Ghana's banking sector is facing headwinds as Non-Performing Loans (NPLs) continue to rise. According to the Bank of Ghana's July 2025 MPC report, the total stock of NPLs reached GH¢20.7 billion in June 2025. This represents a 1.3% increase from GH¢20.4 billion in June 2024, translating to a substantial 49.4% year-on-year growth.
Despite the overall increase, the report indicates some signs of improvement in the industry's asset quality. The NPL ratio saw a decline, dropping to 23.1% in June 2025 from 24.2% the previous year. When factoring in fully provisioned loan losses, the NPL ratio further decreases to 8.5% from 10.8%, suggesting a reduction in sub-standard non-performing loans.
The Bank of Ghana attributes this decline in the NPL ratio to the slower growth in the NPL stock compared to the overall growth in total loans. However, concerns remain regarding the concentration of NPLs within specific sectors.
Private Sector Bears the Brunt
The private sector continues to be the primary driver of non-performing loans, accounting for a significant 96.4% of the total NPLs in June 2025, a slight increase from 95.6% in June 2024. Conversely, the public sector's share declined to 3.6% from 4.4%.
Sector-Specific Challenges
Certain sectors are experiencing more acute challenges than others. The commerce and finance sector recorded the highest NPL ratio at 27.0%, a notable increase from 19.7% a year ago. The agriculture, forestry, and fishing sectors also saw increases in their NPL ratios. The services sector saw a decrease, while the manufacturing sector's ratio remained unchanged.

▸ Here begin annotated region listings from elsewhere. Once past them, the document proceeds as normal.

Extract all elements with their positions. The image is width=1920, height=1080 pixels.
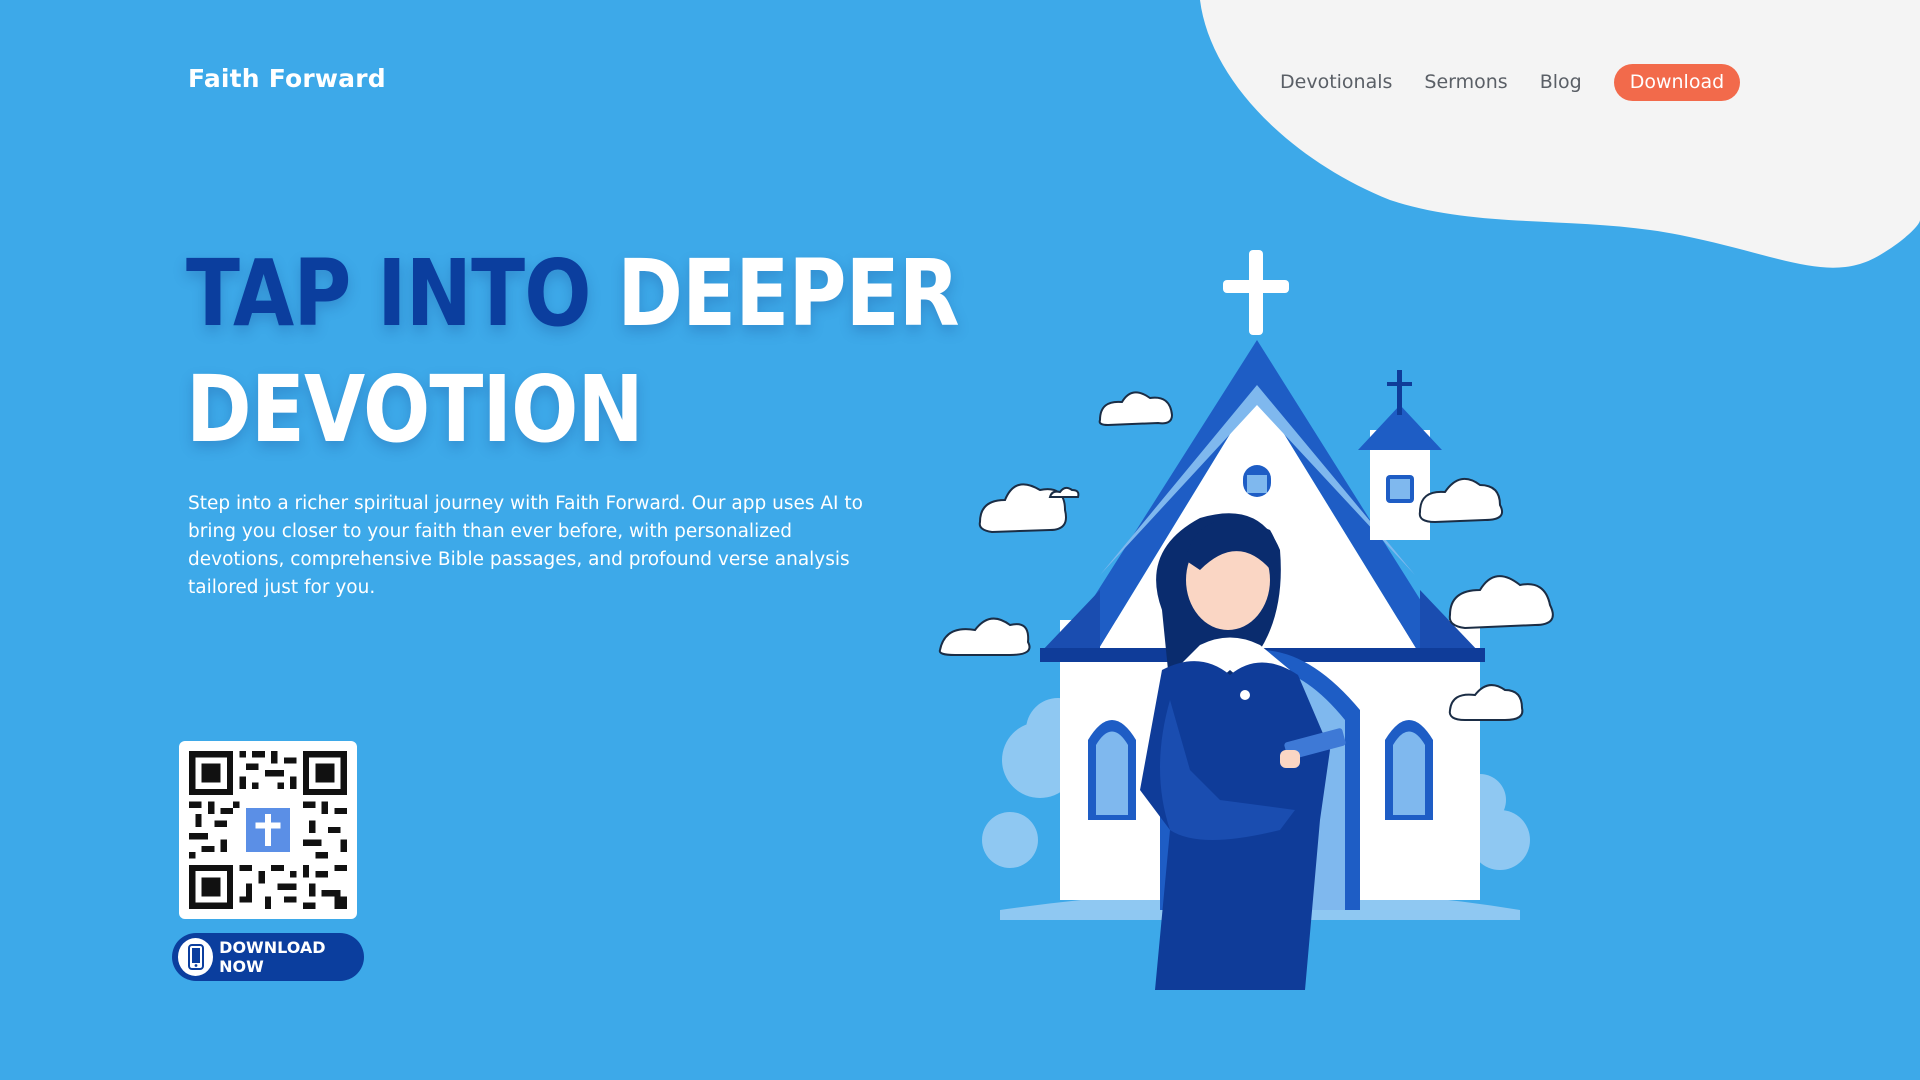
- nav-item-blog[interactable]: Blog: [1540, 71, 1582, 93]
- phone-icon: [178, 938, 214, 976]
- hero-title-highlight: TAP INTO: [186, 240, 591, 347]
- nav-download-button[interactable]: Download: [1613, 63, 1741, 101]
- download-now-button[interactable]: DOWNLOAD NOW: [172, 933, 364, 981]
- hero-title-line2: DEVOTION: [186, 356, 644, 463]
- qr-code-card[interactable]: [179, 741, 357, 919]
- hero-description: Step into a richer spiritual journey wit…: [188, 493, 863, 598]
- church-illustration: [938, 250, 1554, 990]
- download-now-label: DOWNLOAD NOW: [219, 938, 326, 976]
- hero-title: TAP INTO DEEPER DEVOTION: [186, 236, 960, 468]
- main-nav: Devotionals Sermons Blog Download: [1280, 63, 1741, 101]
- nav-item-devotionals[interactable]: Devotionals: [1280, 71, 1392, 93]
- qr-code-icon: [189, 751, 347, 909]
- brand-logo[interactable]: Faith Forward: [188, 64, 386, 93]
- nav-item-sermons[interactable]: Sermons: [1424, 71, 1507, 93]
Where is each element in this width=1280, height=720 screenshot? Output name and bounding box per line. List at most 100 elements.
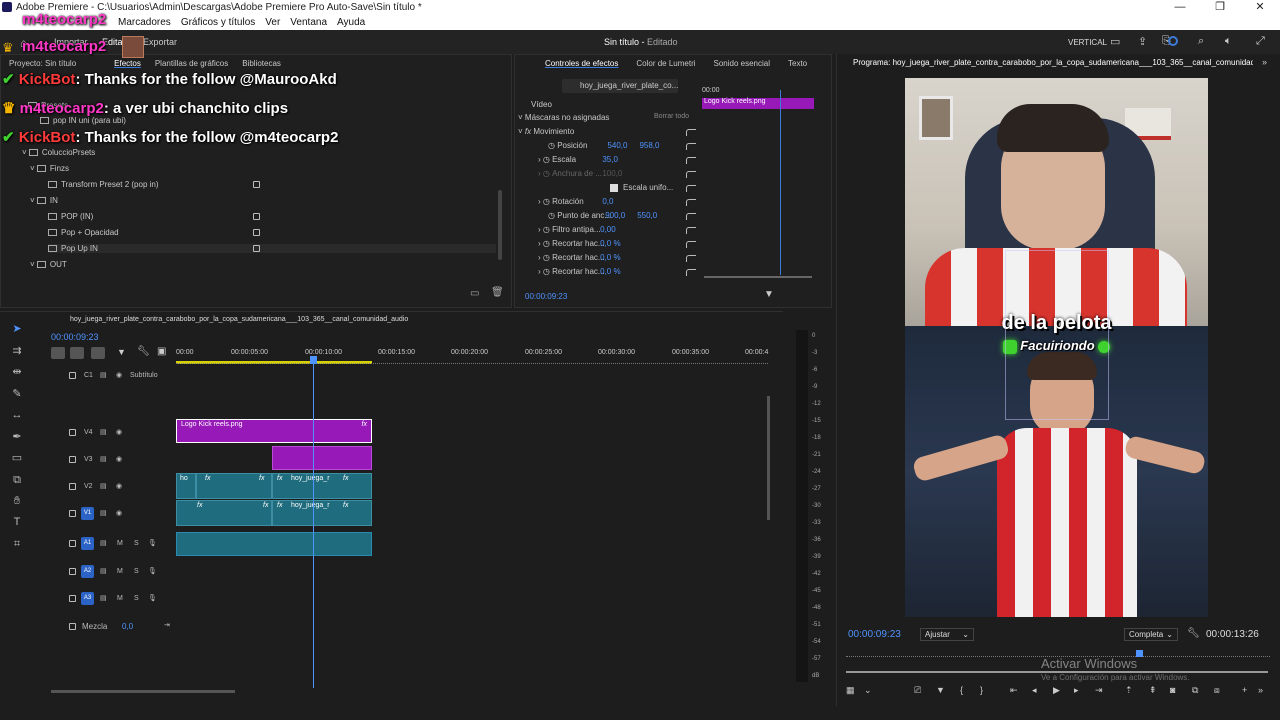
lock-icon[interactable] [69, 595, 76, 602]
reset-icon[interactable] [686, 129, 696, 136]
clip-v1-a[interactable]: fx fx [176, 500, 272, 526]
close-button[interactable]: ✕ [1240, 0, 1280, 14]
frame-icon[interactable]: ⧉ [9, 472, 25, 488]
track-target-badge[interactable]: A1 [81, 537, 94, 550]
more-icon[interactable]: » [1258, 685, 1263, 695]
trim-icon[interactable]: ⧈ [1214, 685, 1220, 696]
position-y-value[interactable]: 958,0 [639, 141, 659, 150]
program-title[interactable]: Programa: hoy_juega_river_plate_contra_c… [853, 58, 1253, 67]
crop-3-value[interactable]: 0,0 % [600, 267, 620, 276]
lift-icon[interactable]: ⇡ [1125, 685, 1133, 696]
playhead-handle[interactable] [310, 356, 317, 364]
solo-button[interactable]: S [134, 568, 139, 575]
mute-button[interactable]: M [117, 595, 123, 602]
add-marker-icon[interactable]: ▼ [936, 685, 945, 695]
crop-1-value[interactable]: 0,0 % [600, 239, 620, 248]
lock-icon[interactable] [69, 456, 76, 463]
tab-proyecto[interactable]: Proyecto: Sin título [9, 59, 76, 68]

Industry experts are worried about the impact of rising NPLs on efforts to reduce lending rates. Financial institutions typically consider NPL ratios and borrower payment delays when pricing loans. Some businesses attribute delayed loan repayments to government delays in paying contractors. These delays make it difficult for businesses to meet their financial obligations.
Addressing the rising NPLs is crucial for maintaining the stability and growth of Ghana's banking sector. Further analysis and targeted interventions are needed to mitigate the risks and support businesses in managing their debt obligations.